Envoyé par Philippe Hien 
Je ne veux pas vous ennuyer des extraits de mes lectures, mais voici un nouveau passage de Sur la Vie (A. Suares - 1928), qui m'étonne par sa clairvoyance :

"Pour vaincre, il faut être un peu vil entre ceux qui sont forts. Vil, pour la nature, c'est ne pas être rare. Avoir peu de prix, pour être fort. Comme la nature, quand une espèce doit vaincre, il faut être prodigue de matière. Les peuples nés pour ce destin font plus de fils que les autres. La matière vivante est la moins précieuse de toutes, hormis lorsque le coeur la pèse. Les Barbares aiment peut-être leurs enfants comme nous ; mais ils n'y mettent pas la même passion. Chacun se préfère, d'abord, à tous les autres, et de si loin qu'il ne place pas dans ce qu'il aime le plus un intérêt supérieur à la vie ; car ce qu'il aime le plus ne vient tout de même qu'après lui. De la sorte, les fils peuvent quitter les mères, et les pères se séarer de leurs filles. La première invasion du peuple fort dans le beau royaume qu'ils désirent, est un flot pacifique de bonnes gens, qui viennent gagne leur vie. Ils vont d'abord servir le peuple dont leurs fils feront la conquête. Ils sont vils : c'est ne pas être fier, ni libre, ni de grand fait, ni de grande âme. Mais ils ont grand appétit, durs à la besogne, toujours prompts à gagner, esclaves de l'action. Une matière de peu, que la race prodigue, et dont la masse seule fait le prix."
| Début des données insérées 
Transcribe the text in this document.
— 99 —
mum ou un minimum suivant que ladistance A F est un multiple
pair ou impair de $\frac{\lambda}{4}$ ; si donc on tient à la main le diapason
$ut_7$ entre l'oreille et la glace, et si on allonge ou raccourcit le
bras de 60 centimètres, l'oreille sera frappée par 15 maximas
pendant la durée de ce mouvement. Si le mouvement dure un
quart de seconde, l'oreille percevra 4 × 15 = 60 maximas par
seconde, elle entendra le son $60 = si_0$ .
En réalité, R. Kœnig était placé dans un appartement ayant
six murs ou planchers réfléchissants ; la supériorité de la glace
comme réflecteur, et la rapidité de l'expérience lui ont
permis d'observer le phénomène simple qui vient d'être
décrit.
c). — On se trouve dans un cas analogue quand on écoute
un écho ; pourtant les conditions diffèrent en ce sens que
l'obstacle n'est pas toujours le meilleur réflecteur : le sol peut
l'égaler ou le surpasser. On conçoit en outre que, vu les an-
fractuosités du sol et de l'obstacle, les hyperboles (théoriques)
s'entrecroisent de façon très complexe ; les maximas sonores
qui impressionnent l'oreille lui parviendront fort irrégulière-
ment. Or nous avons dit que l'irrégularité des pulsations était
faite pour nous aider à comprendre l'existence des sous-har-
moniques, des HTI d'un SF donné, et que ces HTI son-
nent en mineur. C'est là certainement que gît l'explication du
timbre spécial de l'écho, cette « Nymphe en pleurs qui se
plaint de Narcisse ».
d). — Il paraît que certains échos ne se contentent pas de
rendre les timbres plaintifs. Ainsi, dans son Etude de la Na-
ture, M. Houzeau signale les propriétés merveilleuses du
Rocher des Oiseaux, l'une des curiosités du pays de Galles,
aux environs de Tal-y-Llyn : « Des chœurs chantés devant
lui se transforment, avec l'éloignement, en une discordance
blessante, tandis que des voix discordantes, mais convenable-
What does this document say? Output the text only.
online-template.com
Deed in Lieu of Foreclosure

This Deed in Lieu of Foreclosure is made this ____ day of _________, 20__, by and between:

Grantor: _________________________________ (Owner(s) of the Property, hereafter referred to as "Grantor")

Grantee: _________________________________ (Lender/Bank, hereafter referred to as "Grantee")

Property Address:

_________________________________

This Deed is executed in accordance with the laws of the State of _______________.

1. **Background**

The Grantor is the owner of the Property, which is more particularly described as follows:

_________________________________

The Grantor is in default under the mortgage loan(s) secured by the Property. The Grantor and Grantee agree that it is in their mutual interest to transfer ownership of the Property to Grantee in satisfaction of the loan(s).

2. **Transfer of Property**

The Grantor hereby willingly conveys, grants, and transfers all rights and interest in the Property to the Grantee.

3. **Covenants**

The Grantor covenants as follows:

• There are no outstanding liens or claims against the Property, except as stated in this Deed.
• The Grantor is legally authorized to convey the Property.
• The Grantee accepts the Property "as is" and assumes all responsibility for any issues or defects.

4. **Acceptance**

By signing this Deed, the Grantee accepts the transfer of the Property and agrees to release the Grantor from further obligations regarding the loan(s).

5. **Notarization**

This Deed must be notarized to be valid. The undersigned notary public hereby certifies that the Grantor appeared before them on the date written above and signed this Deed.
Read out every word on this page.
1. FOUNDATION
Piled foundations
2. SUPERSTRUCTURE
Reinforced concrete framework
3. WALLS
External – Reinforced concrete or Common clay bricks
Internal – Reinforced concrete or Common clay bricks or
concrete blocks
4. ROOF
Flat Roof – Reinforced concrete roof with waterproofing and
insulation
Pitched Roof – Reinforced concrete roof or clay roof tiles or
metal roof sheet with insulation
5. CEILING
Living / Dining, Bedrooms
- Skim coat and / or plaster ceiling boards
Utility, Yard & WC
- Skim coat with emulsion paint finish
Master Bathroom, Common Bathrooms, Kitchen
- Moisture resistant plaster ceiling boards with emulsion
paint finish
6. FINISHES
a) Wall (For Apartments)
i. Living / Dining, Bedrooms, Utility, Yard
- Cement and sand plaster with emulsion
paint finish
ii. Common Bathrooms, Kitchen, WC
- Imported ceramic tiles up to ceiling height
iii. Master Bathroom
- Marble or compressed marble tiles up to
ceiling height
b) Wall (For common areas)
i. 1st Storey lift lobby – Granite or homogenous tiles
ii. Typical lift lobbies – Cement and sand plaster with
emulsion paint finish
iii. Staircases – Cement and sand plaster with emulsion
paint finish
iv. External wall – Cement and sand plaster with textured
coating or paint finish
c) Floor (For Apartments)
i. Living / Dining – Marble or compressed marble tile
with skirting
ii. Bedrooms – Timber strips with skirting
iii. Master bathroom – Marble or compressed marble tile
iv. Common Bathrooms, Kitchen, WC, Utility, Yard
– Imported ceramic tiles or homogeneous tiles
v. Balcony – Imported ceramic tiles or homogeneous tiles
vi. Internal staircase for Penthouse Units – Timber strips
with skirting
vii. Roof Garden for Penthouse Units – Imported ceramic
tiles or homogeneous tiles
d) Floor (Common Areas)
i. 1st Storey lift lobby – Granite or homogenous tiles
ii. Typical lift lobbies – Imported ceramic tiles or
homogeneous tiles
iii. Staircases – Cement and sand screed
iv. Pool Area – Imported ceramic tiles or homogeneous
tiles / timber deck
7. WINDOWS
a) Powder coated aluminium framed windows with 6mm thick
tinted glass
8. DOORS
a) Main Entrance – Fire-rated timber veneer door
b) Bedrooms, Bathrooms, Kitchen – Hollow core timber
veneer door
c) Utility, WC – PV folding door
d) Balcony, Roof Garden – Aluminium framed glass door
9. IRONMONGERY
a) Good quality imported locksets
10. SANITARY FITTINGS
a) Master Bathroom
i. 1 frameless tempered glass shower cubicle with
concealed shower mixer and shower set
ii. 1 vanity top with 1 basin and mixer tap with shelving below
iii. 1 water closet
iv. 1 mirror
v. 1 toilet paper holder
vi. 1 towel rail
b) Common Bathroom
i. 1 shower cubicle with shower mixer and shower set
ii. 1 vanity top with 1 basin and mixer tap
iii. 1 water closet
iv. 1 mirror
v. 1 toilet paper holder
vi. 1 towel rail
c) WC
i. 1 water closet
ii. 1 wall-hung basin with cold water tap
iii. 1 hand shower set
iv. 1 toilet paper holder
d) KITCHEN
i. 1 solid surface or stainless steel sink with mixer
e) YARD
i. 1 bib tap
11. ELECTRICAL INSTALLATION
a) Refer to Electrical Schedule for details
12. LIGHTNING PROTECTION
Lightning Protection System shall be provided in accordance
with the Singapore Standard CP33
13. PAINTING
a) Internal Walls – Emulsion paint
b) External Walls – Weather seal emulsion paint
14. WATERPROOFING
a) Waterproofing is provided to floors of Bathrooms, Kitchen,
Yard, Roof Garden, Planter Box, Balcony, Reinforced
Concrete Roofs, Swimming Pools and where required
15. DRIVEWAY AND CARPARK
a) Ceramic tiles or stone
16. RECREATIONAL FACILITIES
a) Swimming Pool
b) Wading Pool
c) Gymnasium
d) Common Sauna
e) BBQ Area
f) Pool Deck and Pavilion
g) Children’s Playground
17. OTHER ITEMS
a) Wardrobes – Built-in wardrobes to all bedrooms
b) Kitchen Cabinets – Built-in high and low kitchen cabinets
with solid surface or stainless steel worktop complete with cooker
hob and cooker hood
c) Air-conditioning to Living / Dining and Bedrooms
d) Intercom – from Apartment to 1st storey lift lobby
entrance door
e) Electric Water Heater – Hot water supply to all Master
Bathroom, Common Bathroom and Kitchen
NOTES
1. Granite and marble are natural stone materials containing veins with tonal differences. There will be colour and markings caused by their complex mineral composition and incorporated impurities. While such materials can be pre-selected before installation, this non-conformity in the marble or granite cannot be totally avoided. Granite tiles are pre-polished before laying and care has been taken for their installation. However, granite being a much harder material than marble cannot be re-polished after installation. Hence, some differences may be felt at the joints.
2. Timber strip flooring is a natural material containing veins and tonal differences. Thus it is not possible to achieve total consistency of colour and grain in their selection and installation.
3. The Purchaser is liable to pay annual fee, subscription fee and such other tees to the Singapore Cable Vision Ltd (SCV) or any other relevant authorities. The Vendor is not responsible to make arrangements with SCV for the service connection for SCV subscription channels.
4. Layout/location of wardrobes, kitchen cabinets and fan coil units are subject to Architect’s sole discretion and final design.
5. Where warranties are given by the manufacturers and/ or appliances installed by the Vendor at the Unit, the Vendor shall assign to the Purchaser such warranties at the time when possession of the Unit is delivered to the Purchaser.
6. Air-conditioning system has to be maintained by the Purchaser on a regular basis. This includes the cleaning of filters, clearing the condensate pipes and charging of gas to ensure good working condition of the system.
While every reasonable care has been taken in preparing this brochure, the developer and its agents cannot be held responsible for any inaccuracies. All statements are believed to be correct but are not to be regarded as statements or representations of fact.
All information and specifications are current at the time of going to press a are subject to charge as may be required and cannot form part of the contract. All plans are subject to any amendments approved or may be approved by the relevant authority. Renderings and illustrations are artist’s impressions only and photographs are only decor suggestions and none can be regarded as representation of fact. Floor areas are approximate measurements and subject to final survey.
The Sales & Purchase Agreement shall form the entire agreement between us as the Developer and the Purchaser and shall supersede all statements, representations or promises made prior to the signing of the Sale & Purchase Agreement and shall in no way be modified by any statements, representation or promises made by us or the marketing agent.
Beau texte, merci encore une fois. On peut le rapprocher de cet extrait des mémoires d'Amien Marcellin qu'Henri Bès nous avait fait découvrir naguère et qui a été englouti avec les archives de l'ancien forum :

« [en 376] toute la race des Goths-Tervinges se montra donc, sous la conduite d'Alavive, sur la rive gauche du Danube, et de là envoya une députation à Valens, sollicitant humblement son admission sur l'autre bord, avec promesse d'y vivre paisiblement, et de lui servir au besoin d'auxiliaire. Déjà la renommée avait fait pénétrer à l'intérieur cette effrayante nouvelle, que des convulsions insolites se manifestaient chez les peuples du Nord(…). Le bruit (…) reçut bientôt une pleine confirmation par l'arrivée de l'ambassade barbare, qui venait avec instance implorer (…) leur admission en deçà du fleuve. La première impression de cette ouverture fut plutôt de satisfaction que d'alarme. Les courtisans employèrent toutes les formes d'adulation pour exalter le bonheur du prince, à qui la fortune amenait à l'improviste des recrues des extrémités de la terre.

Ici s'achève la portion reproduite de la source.